Blockchain and AI are at the forefront of nervous techno-scientific futurisms. They address questions of control - human or machine, both perspectives nervously anticipating the coming take-over of a machinic intelligence, whether justified or not. This battle for the privileged position of being the species in control falls apart upon closer scrutiny. To manage this, a closer look at the historical and mathematico-logical prerequisites of complexity, control and decidability is also necessary. This workshop will delve into possible strategies and approaches to an environmental and algorithmic condition in which a definite source and agent of control cannot be located and determined in any final way.


Symposium Episode 3
Saturday, 10. November 2018

EXCHANGE DAY: Individually time for the 30 participants for sharing knowledge, personal projects and local field trips.

Symposium Episode 4
Sunday, 11. November 2018

Forensic Architecture (FA) is a research agency, based at Goldsmiths, University of London, which undertakes advanced architectural and media research on behalf of international prosecutors, human rights organisations and political and environmental justice groups.
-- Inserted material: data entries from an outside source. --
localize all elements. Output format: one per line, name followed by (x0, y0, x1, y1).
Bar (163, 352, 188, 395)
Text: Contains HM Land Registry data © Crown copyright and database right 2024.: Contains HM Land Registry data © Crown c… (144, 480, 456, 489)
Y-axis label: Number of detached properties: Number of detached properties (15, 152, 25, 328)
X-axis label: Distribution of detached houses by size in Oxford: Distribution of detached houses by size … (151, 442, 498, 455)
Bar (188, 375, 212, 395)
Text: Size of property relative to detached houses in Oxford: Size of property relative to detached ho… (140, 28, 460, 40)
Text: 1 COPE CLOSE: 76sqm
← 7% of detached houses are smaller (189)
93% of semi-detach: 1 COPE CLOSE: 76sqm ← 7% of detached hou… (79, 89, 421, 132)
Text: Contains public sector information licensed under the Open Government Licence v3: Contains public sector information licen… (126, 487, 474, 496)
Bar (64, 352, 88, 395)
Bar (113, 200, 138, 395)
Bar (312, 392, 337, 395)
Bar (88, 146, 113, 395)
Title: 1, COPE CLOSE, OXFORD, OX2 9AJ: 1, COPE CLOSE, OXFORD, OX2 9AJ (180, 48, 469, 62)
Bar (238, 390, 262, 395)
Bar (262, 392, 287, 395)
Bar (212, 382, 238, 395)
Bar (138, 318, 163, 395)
Forensic architecture is also an emergent academic field developed at Goldsmiths. It refers to the production and presentation of architectural evidence – buildings and urban environments and their media representations. 

Dr. Samaneh Moafi is a researcher at Forensic Architecture. She joined the team in 2015, and has since been coordinating investigations that involve environmental violence and climate change, e.g. Ecocide in Indonesia, Centre for Contemporary Nature and Scorched Earth. She received her Doctorate in Philosophy from The Architectural Association (AA) School of Architecture. Her PhD research examines struggle and resistance from the space of the home with a particular focus on Marxist feminist theory. Previously, she led architectural design studios at the Bartlett School of Architecture, University College of London (2014-15) as well as the University of Technology Sydney (2013-14), and has taught a number of technical workshops at the Royal College of Arts and the Architectural Association. 

Nathan Su is a researcher at Forensic Architecture, where he has worked on developing digital projection mapping techniques for the analysis of the violation of migrant rights on Mediterranean Sea routes. He graduated from the Architectural Association, where he now runs a course on compositing and 3D animation. He has also taught media workshops at Strelka and The Bartlett (UCL). In 2017 Nathan co-founded Inferstudio, a speculative design practice that seeks to use operative storytelling to craft, find and critique the technologies and cultures of cities.

Workshop with Forensic Architecture

Coincident Projections

The experience, and navigation of urban conflict is taking place from increasingly binary perspectives. Our understanding of space and time is now mediated by a frequent switch between the first person, real-time gaze of our eyes, personal cameras, and Google Streetview, and the omniscient, but temporally discrete perspective of the satellite. The workshop will explore how the intersection of multiple images from street level, and/or from space, when projected onto architectural models can reveal ambiguous sequences of events. Through a collective examination of several of Forensic Architecture’s recent and ongoing cases, participants will investigate the challenges and opportunities that come with our techniques of image projection/analysis.